El nombre de nuestro satélite nos viene del latín luna, contracción de lucina, una forma del verbo luceo, lucere ‘brillar’, ‘iluminar’. El verbo latino luceo provenía de la raíz indoeuropea leuk- ‘brillar’, ‘iluminar’. Los griegos la llamaban Σελήνη (Selene), en homenaje a la diosa que personificaba al astro, hija de Hiperion y de Tia. Selene fue amante de Zeus y de Pan, pero mantuvo un largo romance con el bello pastor Endymio, con quien habría tenido nada menos que cincuenta hijas.

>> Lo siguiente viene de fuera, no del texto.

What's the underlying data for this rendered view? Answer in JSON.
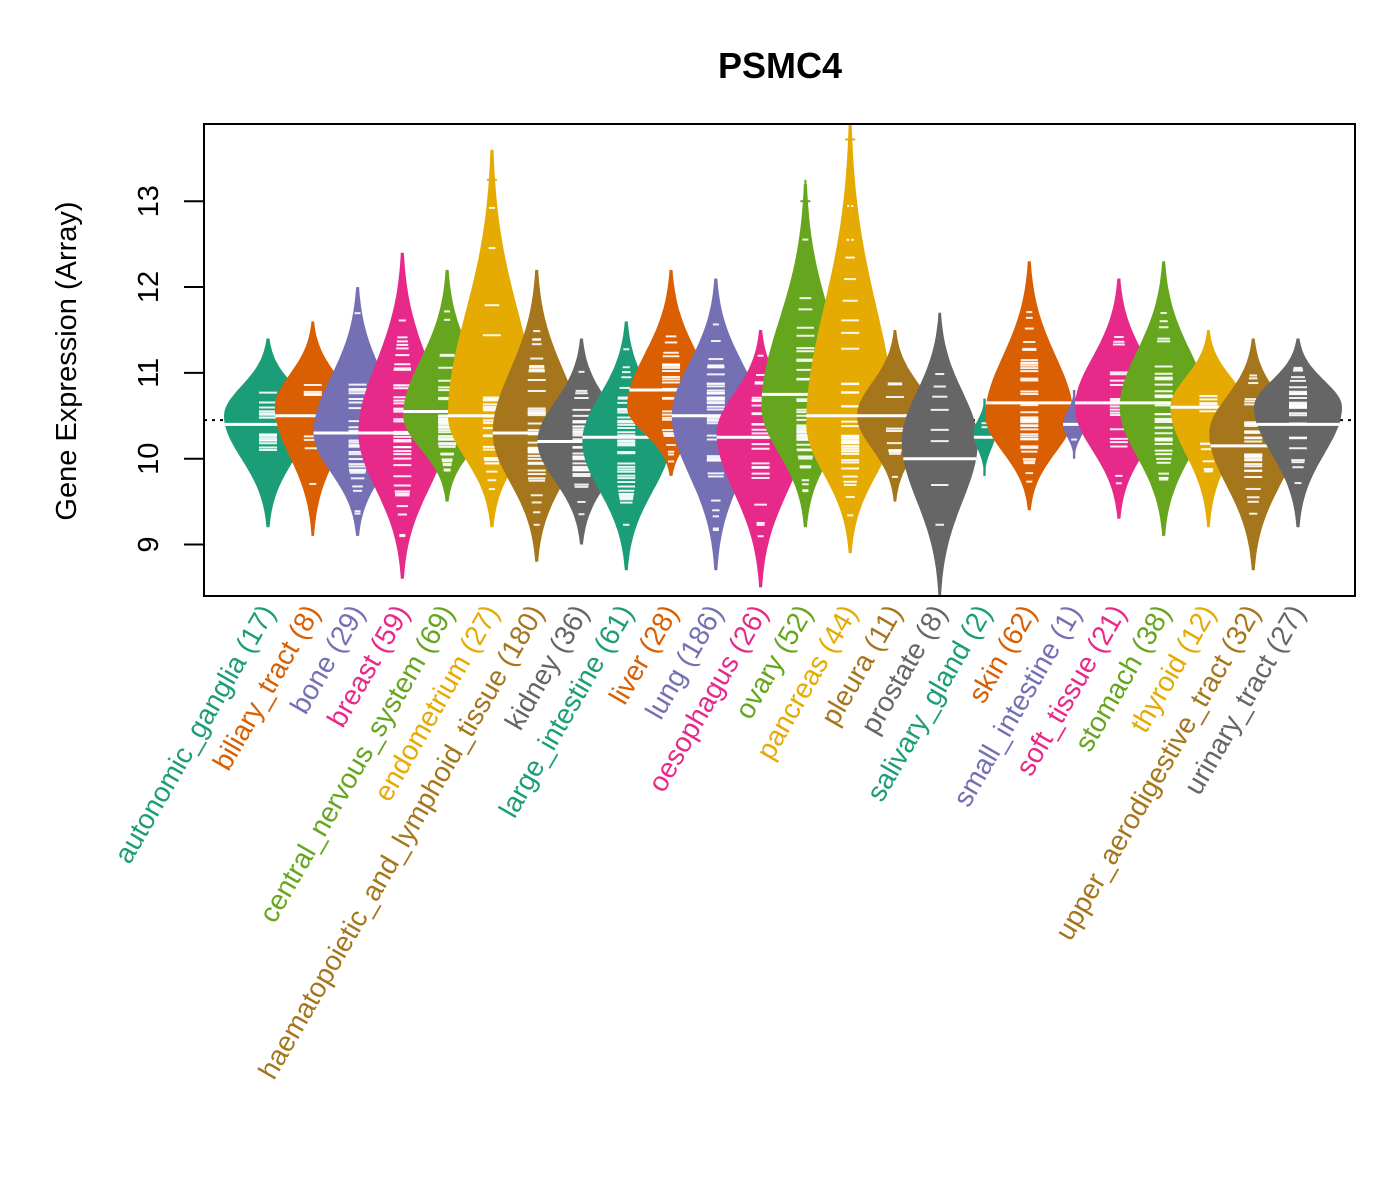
{
  "chart_data": {
    "type": "violin",
    "title": "PSMC4",
    "xlabel": "",
    "ylabel": "Gene Expression (Array)",
    "ylim": [
      8.4,
      13.9
    ],
    "yticks": [
      9,
      10,
      11,
      12,
      13
    ],
    "reference_line": 10.45,
    "grid": false,
    "legend": "none",
    "categories": [
      {
        "name": "autonomic_ganglia",
        "n": 17,
        "label": "autonomic_ganglia (17)",
        "color": "#1B9E77",
        "min": 9.2,
        "max": 11.4,
        "median": 10.4,
        "mode": 10.5
      },
      {
        "name": "biliary_tract",
        "n": 8,
        "label": "biliary_tract (8)",
        "color": "#D95F02",
        "min": 9.1,
        "max": 11.6,
        "median": 10.5,
        "mode": 10.6
      },
      {
        "name": "bone",
        "n": 29,
        "label": "bone (29)",
        "color": "#7570B3",
        "min": 9.1,
        "max": 12.0,
        "median": 10.3,
        "mode": 10.3
      },
      {
        "name": "breast",
        "n": 59,
        "label": "breast (59)",
        "color": "#E7298A",
        "min": 8.6,
        "max": 12.4,
        "median": 10.3,
        "mode": 10.3
      },
      {
        "name": "central_nervous_system",
        "n": 69,
        "label": "central_nervous_system (69)",
        "color": "#66A61E",
        "min": 9.5,
        "max": 12.2,
        "median": 10.55,
        "mode": 10.5
      },
      {
        "name": "endometrium",
        "n": 27,
        "label": "endometrium (27)",
        "color": "#E6AB02",
        "min": 9.2,
        "max": 13.6,
        "median": 10.5,
        "mode": 10.5
      },
      {
        "name": "haematopoietic_and_lymphoid_tissue",
        "n": 180,
        "label": "haematopoietic_and_lymphoid_tissue (180)",
        "color": "#A6761D",
        "min": 8.8,
        "max": 12.2,
        "median": 10.3,
        "mode": 10.3
      },
      {
        "name": "kidney",
        "n": 36,
        "label": "kidney (36)",
        "color": "#666666",
        "min": 9.0,
        "max": 11.4,
        "median": 10.2,
        "mode": 10.2
      },
      {
        "name": "large_intestine",
        "n": 61,
        "label": "large_intestine (61)",
        "color": "#1B9E77",
        "min": 8.7,
        "max": 11.6,
        "median": 10.25,
        "mode": 10.2
      },
      {
        "name": "liver",
        "n": 28,
        "label": "liver (28)",
        "color": "#D95F02",
        "min": 9.8,
        "max": 12.2,
        "median": 10.8,
        "mode": 10.6
      },
      {
        "name": "lung",
        "n": 186,
        "label": "lung (186)",
        "color": "#7570B3",
        "min": 8.7,
        "max": 12.1,
        "median": 10.5,
        "mode": 10.5
      },
      {
        "name": "oesophagus",
        "n": 26,
        "label": "oesophagus (26)",
        "color": "#E7298A",
        "min": 8.5,
        "max": 11.5,
        "median": 10.25,
        "mode": 10.3
      },
      {
        "name": "ovary",
        "n": 52,
        "label": "ovary (52)",
        "color": "#66A61E",
        "min": 9.2,
        "max": 13.2,
        "median": 10.75,
        "mode": 10.6
      },
      {
        "name": "pancreas",
        "n": 44,
        "label": "pancreas (44)",
        "color": "#E6AB02",
        "min": 8.9,
        "max": 13.9,
        "median": 10.5,
        "mode": 10.4
      },
      {
        "name": "pleura",
        "n": 11,
        "label": "pleura (11)",
        "color": "#A6761D",
        "min": 9.5,
        "max": 11.5,
        "median": 10.5,
        "mode": 10.5
      },
      {
        "name": "prostate",
        "n": 8,
        "label": "prostate (8)",
        "color": "#666666",
        "min": 8.4,
        "max": 11.7,
        "median": 10.0,
        "mode": 10.2
      },
      {
        "name": "salivary_gland",
        "n": 2,
        "label": "salivary_gland (2)",
        "color": "#1B9E77",
        "min": 9.8,
        "max": 10.7,
        "median": 10.25,
        "mode": 10.3
      },
      {
        "name": "skin",
        "n": 62,
        "label": "skin (62)",
        "color": "#D95F02",
        "min": 9.4,
        "max": 12.3,
        "median": 10.65,
        "mode": 10.5
      },
      {
        "name": "small_intestine",
        "n": 1,
        "label": "small_intestine (1)",
        "color": "#7570B3",
        "min": 10.0,
        "max": 10.8,
        "median": 10.4,
        "mode": 10.4
      },
      {
        "name": "soft_tissue",
        "n": 21,
        "label": "soft_tissue (21)",
        "color": "#E7298A",
        "min": 9.3,
        "max": 12.1,
        "median": 10.65,
        "mode": 10.6
      },
      {
        "name": "stomach",
        "n": 38,
        "label": "stomach (38)",
        "color": "#66A61E",
        "min": 9.1,
        "max": 12.3,
        "median": 10.65,
        "mode": 10.6
      },
      {
        "name": "thyroid",
        "n": 12,
        "label": "thyroid (12)",
        "color": "#E6AB02",
        "min": 9.2,
        "max": 11.5,
        "median": 10.6,
        "mode": 10.6
      },
      {
        "name": "upper_aerodigestive_tract",
        "n": 32,
        "label": "upper_aerodigestive_tract (32)",
        "color": "#A6761D",
        "min": 8.7,
        "max": 11.4,
        "median": 10.15,
        "mode": 10.3
      },
      {
        "name": "urinary_tract",
        "n": 27,
        "label": "urinary_tract (27)",
        "color": "#666666",
        "min": 9.2,
        "max": 11.4,
        "median": 10.4,
        "mode": 10.6
      }
    ]
  }
}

Muchas palabras de nuestra lengua derivan del nombre de nuestro satélite; así lunar es el nombre de una mancha oscura y más o menos redonda en la piel; aunque no se sabe con certeza si se llamó así porque su redondez recordaba la de la luna o porque se creía que el lunar era causado por la influencia del astro sobre el niño aún en el seno materno. Esta segunda hipótesis parece ser la preferida por Corominas, quien cita un pasaje de Suetonio en el que se dice que Augusto nació con varias manchas sobre el cuerpo en la forma, orden y número de las estrellas de la Osa Mayor. Este etimólogo señala que sobre esta base puede haberse asentado la creencia del influjo de la luna sobre la aparición de los lunares.

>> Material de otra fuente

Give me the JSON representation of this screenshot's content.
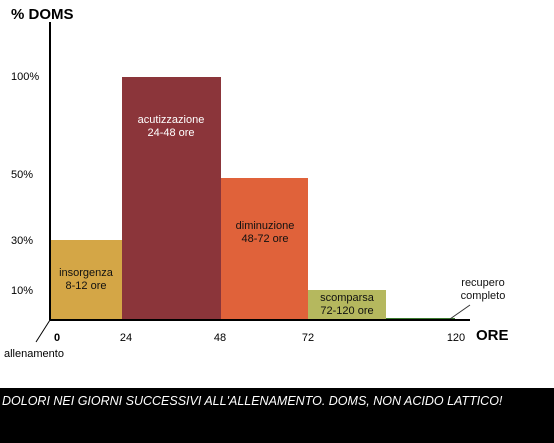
{
  "chart_data": {
    "type": "bar",
    "title": "",
    "ylabel": "% DOMS",
    "xlabel": "ORE",
    "x_ticks": [
      "0",
      "24",
      "48",
      "72",
      "120"
    ],
    "y_ticks": [
      "10%",
      "30%",
      "50%",
      "100%"
    ],
    "origin_label": "allenamento",
    "bars": [
      {
        "name": "insorgenza",
        "period": "8-12 ore",
        "x_start": 0,
        "x_end": 24,
        "value": 30,
        "color": "#d4a646"
      },
      {
        "name": "acutizzazione",
        "period": "24-48 ore",
        "x_start": 24,
        "x_end": 48,
        "value": 100,
        "color": "#8b353a"
      },
      {
        "name": "diminuzione",
        "period": "48-72 ore",
        "x_start": 48,
        "x_end": 72,
        "value": 50,
        "color": "#e0623a"
      },
      {
        "name": "scomparsa",
        "period": "72-120 ore",
        "x_start": 72,
        "x_end": 96,
        "value": 10,
        "color": "#b5b85e"
      },
      {
        "name": "recupero",
        "period": "completo",
        "x_start": 96,
        "x_end": 120,
        "value": 0.5,
        "color": "#3c7a2e"
      }
    ]
  },
  "caption": "DOLORI NEI GIORNI SUCCESSIVI ALL'ALLENAMENTO. DOMS, NON ACIDO LATTICO!"
}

No se detienen allí las creencias acerca del efecto de la luna sobre los hombres: lunático es el que padece locura no permanente, sino por intervalos, como las fases de la luna. Y no olvidemos la luneta, el pequeño cristal redondo que es la parte principal de los anteojos, y, también, la platea del teatro, que tiene forma de media luna. Ni el lunarejo, el animal llamado así porque tiene en su pelaje manchas que recuerdan lunares. Ni el lunes, el primer día de la semana, que tomó su nombre del latín dies lunae ‘día consagrado a la Luna’.